Douze caresses, douze titres fragiles signés du pianiste Daigo Hanada dans un album touché par la grâce.
Au plus profond de l’hiver, n’avez-vous jamais eu envie de ressentir la chaleur d’un soleil de juillet sur votre peau ou encore d’être saisi par l’exquis frisson à l’approche de la vague qui monte ? N’avez -vous jamais cherché entre les gouttes de pluie d’un ciel plombé ces petits étincellements minuscules sur la surface d’un lac ? Vous savez, ce moment que l’on ne peut réfréner où l’on n’en peut plus de l’hiver et de sa cohorte de jours qui se suivent et se ressemblent, ces nuits pareilles les unes aux autres. Cet épuisement de nos sens, cet envie de sentir la vie qui jaillit, les arbres qui renaissent. Parfois, la musique peut être un début de réponse, la renaissance d’un dialogue comme ce sera le cas, à coup sûr pour vous avec l’immense délicatesse de ce premier disque du tokyoïte Daigo Hanada, Ichiru pour « fil » en japonais. C’est bel et bien une ligne de vie que ce premier disque autocentré autour d’un piano étouffé mais cristallin. Un fil ténu mais précieux.

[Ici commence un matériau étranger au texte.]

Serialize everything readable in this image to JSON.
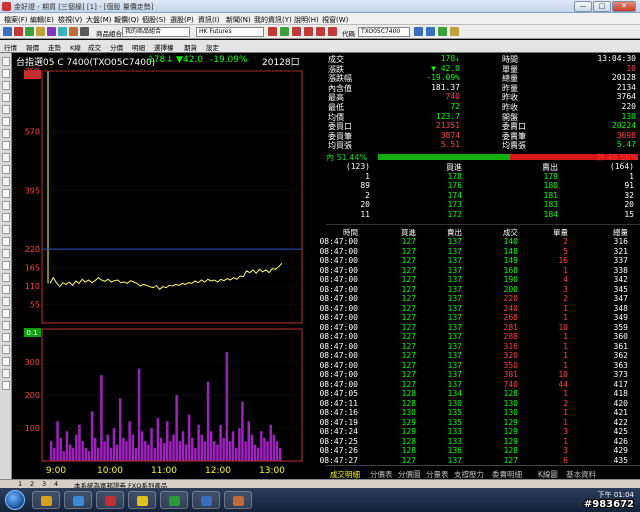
{
  "window": {
    "title": "金好證 - 期貨 [三個操] [1] - [個股 量價走勢]",
    "btn_min": "—",
    "btn_max": "□",
    "btn_close": "✕"
  },
  "menu": [
    "檔案(F)",
    "編輯(E)",
    "檢視(V)",
    "大盤(M)",
    "報價(Q)",
    "個股(S)",
    "選股(P)",
    "資訊(I)",
    "新聞(N)",
    "我的資訊(Y)",
    "說明(H)",
    "視窗(W)"
  ],
  "toolbar": {
    "group_label": "商品組合",
    "group_value": "我的商品組合",
    "market_value": "HK Futures",
    "symbol_label": "代碼",
    "symbol_value": "TXO05C7400"
  },
  "toolbar2": [
    "行情",
    "報價",
    "走勢",
    "K線",
    "成交",
    "分價",
    "明細",
    "選擇權",
    "期貨",
    "設定"
  ],
  "header": {
    "name": "台指選05 C 7400(TXO05C7400)",
    "price": "178",
    "arrow": "↓",
    "change": "▼42.0",
    "pct": "-19.09%",
    "volume": "20128口"
  },
  "chart_data": [
    {
      "type": "line",
      "x_ticks": [
        "9:00",
        "10:00",
        "11:00",
        "12:00",
        "13:00"
      ],
      "y_ticks": [
        750,
        570,
        395,
        220,
        165,
        110,
        55
      ],
      "ylim": [
        0,
        750
      ],
      "reference_line": 220,
      "color": "#ffff60",
      "series": [
        {
          "values": [
            118,
            135,
            120,
            108,
            120,
            115,
            122,
            112,
            125,
            118,
            130,
            122,
            128,
            120,
            126,
            135,
            128,
            124,
            130,
            122,
            126,
            128,
            120,
            122,
            118,
            126,
            122,
            118,
            110,
            115,
            112,
            108,
            105,
            112,
            100,
            108,
            105,
            112,
            110,
            115,
            112,
            118,
            115,
            120,
            118,
            125,
            120,
            128,
            122,
            130,
            125,
            128,
            122,
            130,
            126,
            132,
            128,
            135,
            130,
            140,
            138,
            155,
            150,
            158,
            148,
            160,
            152,
            158,
            150,
            162,
            160,
            168,
            178
          ]
        }
      ]
    },
    {
      "type": "bar",
      "y_ticks": [
        300,
        200,
        100
      ],
      "ylim": [
        0,
        400
      ],
      "color": "#a020c0",
      "series": [
        {
          "values": [
            60,
            40,
            120,
            70,
            30,
            90,
            50,
            40,
            80,
            110,
            60,
            40,
            30,
            150,
            70,
            40,
            260,
            60,
            80,
            40,
            100,
            50,
            190,
            70,
            60,
            120,
            80,
            40,
            280,
            90,
            60,
            50,
            100,
            40,
            130,
            70,
            55,
            120,
            60,
            80,
            200,
            60,
            90,
            50,
            140,
            70,
            40,
            110,
            80,
            60,
            240,
            90,
            60,
            50,
            110,
            70,
            330,
            60,
            90,
            40,
            100,
            180,
            60,
            120,
            80,
            50,
            40,
            90,
            70,
            60,
            110,
            80,
            60,
            40
          ]
        }
      ],
      "indicator_value": "0.1"
    }
  ],
  "quote": {
    "rows": [
      {
        "l1": "成交",
        "v1": "178↓",
        "c1": "#00ff00",
        "l2": "時間",
        "v2": "13:04:30",
        "c2": "#ffffff"
      },
      {
        "l1": "漲跌",
        "v1": "▼ 42.0",
        "c1": "#00ff00",
        "l2": "單量",
        "v2": "10",
        "c2": "#ff4040"
      },
      {
        "l1": "漲跌幅",
        "v1": "-19.09%",
        "c1": "#00ff00",
        "l2": "總量",
        "v2": "20128",
        "c2": "#ffffff"
      },
      {
        "l1": "內含值",
        "v1": "181.37",
        "c1": "#ffffff",
        "l2": "昨量",
        "v2": "2134",
        "c2": "#ffffff"
      },
      {
        "l1": "最高",
        "v1": "740",
        "c1": "#ff4040",
        "l2": "昨收",
        "v2": "3764",
        "c2": "#ffffff"
      },
      {
        "l1": "最低",
        "v1": "72",
        "c1": "#00ff00",
        "l2": "昨收",
        "v2": "220",
        "c2": "#ffffff"
      },
      {
        "l1": "均價",
        "v1": "123.7",
        "c1": "#00ff00",
        "l2": "開盤",
        "v2": "130",
        "c2": "#00ff00"
      },
      {
        "l1": "委買口",
        "v1": "21351",
        "c1": "#ff4040",
        "l2": "委賣口",
        "v2": "20224",
        "c2": "#00ff00"
      },
      {
        "l1": "委買筆",
        "v1": "3874",
        "c1": "#ff4040",
        "l2": "委賣筆",
        "v2": "3698",
        "c2": "#ff4040"
      },
      {
        "l1": "均買張",
        "v1": "5.51",
        "c1": "#ff4040",
        "l2": "均賣張",
        "v2": "5.47",
        "c2": "#00ff00"
      }
    ]
  },
  "ratio": {
    "inner": "內 51.44%",
    "outer": "外 48.56%"
  },
  "book": {
    "head": {
      "a": "(123)",
      "b": "買進",
      "c": "賣出",
      "d": "(164)"
    },
    "rows": [
      {
        "a": "1",
        "b": "178",
        "c": "179",
        "d": "1"
      },
      {
        "a": "89",
        "b": "176",
        "c": "180",
        "d": "91"
      },
      {
        "a": "2",
        "b": "174",
        "c": "181",
        "d": "32"
      },
      {
        "a": "20",
        "b": "173",
        "c": "183",
        "d": "20"
      },
      {
        "a": "11",
        "b": "172",
        "c": "184",
        "d": "15"
      }
    ]
  },
  "trades": {
    "columns": [
      "時間",
      "買進",
      "賣出",
      "成交",
      "單量",
      "總量"
    ],
    "rows": [
      [
        "08:47:00",
        "127",
        "137",
        "140",
        "2",
        "316"
      ],
      [
        "08:47:00",
        "127",
        "137",
        "148",
        "5",
        "321"
      ],
      [
        "08:47:00",
        "127",
        "137",
        "149",
        "16",
        "337"
      ],
      [
        "08:47:00",
        "127",
        "137",
        "168",
        "1",
        "338"
      ],
      [
        "08:47:00",
        "127",
        "137",
        "190",
        "4",
        "342"
      ],
      [
        "08:47:00",
        "127",
        "137",
        "200",
        "3",
        "345"
      ],
      [
        "08:47:00",
        "127",
        "137",
        "220",
        "2",
        "347"
      ],
      [
        "08:47:00",
        "127",
        "137",
        "240",
        "1",
        "348"
      ],
      [
        "08:47:00",
        "127",
        "137",
        "268",
        "1",
        "349"
      ],
      [
        "08:47:00",
        "127",
        "137",
        "281",
        "10",
        "359"
      ],
      [
        "08:47:00",
        "127",
        "137",
        "288",
        "1",
        "360"
      ],
      [
        "08:47:00",
        "127",
        "137",
        "316",
        "1",
        "361"
      ],
      [
        "08:47:00",
        "127",
        "137",
        "320",
        "1",
        "362"
      ],
      [
        "08:47:00",
        "127",
        "137",
        "350",
        "1",
        "363"
      ],
      [
        "08:47:00",
        "127",
        "137",
        "381",
        "10",
        "373"
      ],
      [
        "08:47:00",
        "127",
        "137",
        "740",
        "44",
        "417"
      ],
      [
        "08:47:05",
        "128",
        "134",
        "128",
        "1",
        "418"
      ],
      [
        "08:47:11",
        "128",
        "130",
        "130",
        "2",
        "420"
      ],
      [
        "08:47:16",
        "130",
        "135",
        "130",
        "1",
        "421"
      ],
      [
        "08:47:19",
        "129",
        "135",
        "129",
        "1",
        "422"
      ],
      [
        "08:47:24",
        "129",
        "133",
        "129",
        "3",
        "425"
      ],
      [
        "08:47:25",
        "128",
        "133",
        "129",
        "1",
        "426"
      ],
      [
        "08:47:26",
        "128",
        "136",
        "128",
        "3",
        "429"
      ],
      [
        "08:47:27",
        "127",
        "137",
        "127",
        "6",
        "435"
      ]
    ]
  },
  "tabs": [
    "成交明細",
    "分價表",
    "分價圖",
    "分量表",
    "支撐壓力",
    "委賣明細",
    "K線圖",
    "基本資料"
  ],
  "status": {
    "pages": [
      "1",
      "2",
      "3",
      "4"
    ],
    "text": "本系統為富邦證券 FXQ系列產品",
    "clock_time": "下午 01:04",
    "clock_date": "2008/5/7"
  },
  "watermark": "#983672",
  "colors": {
    "accent": "#ffff00",
    "up": "#ff4040",
    "down": "#00ff00",
    "volume": "#a020c0"
  }
}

Je vous vois déjà venir. « Mais on a déjà entendu cent fois des disques au Piano, Keith Jarrett le faisait dans les années 70, Nils Frahm est le meilleur d’entre nous aujourd’hui. » Sauf qu’ici, le propos empreint d’un poésie profonde, d’une mélancolie sans pareil et d’une tendresse sans recul résiste à toutes les prudences. Bien sûr, il y a ce lyrisme si singulier, si propre à la culture nippone d’aujourd’hui. C’est un peu comme si naturellement, sans surprise, à l’image d’une Mia Farrow qui traverse l’écran vous rentriez dans les images contemplatives d’un Jiro Taniguichi ou que vous poursuiviez en vain le papillon de Still Walking de Kore Eda. Par contre, ce qui reste universel, c’est cette émotion intense que l’on ressent à l’écoute de Solitude ou encore de And This How It Ends. On retrouve ici un peu de ce que l’on aime dans le piano minimal de Goldmund mais on y croise aussi l’école romantique. On y cherchera quelques traces éparses d’un ambient organique et crépitant. On jurerait entendre le feu dans la cheminée, le ronronnement métronomique du chat sur son coussin.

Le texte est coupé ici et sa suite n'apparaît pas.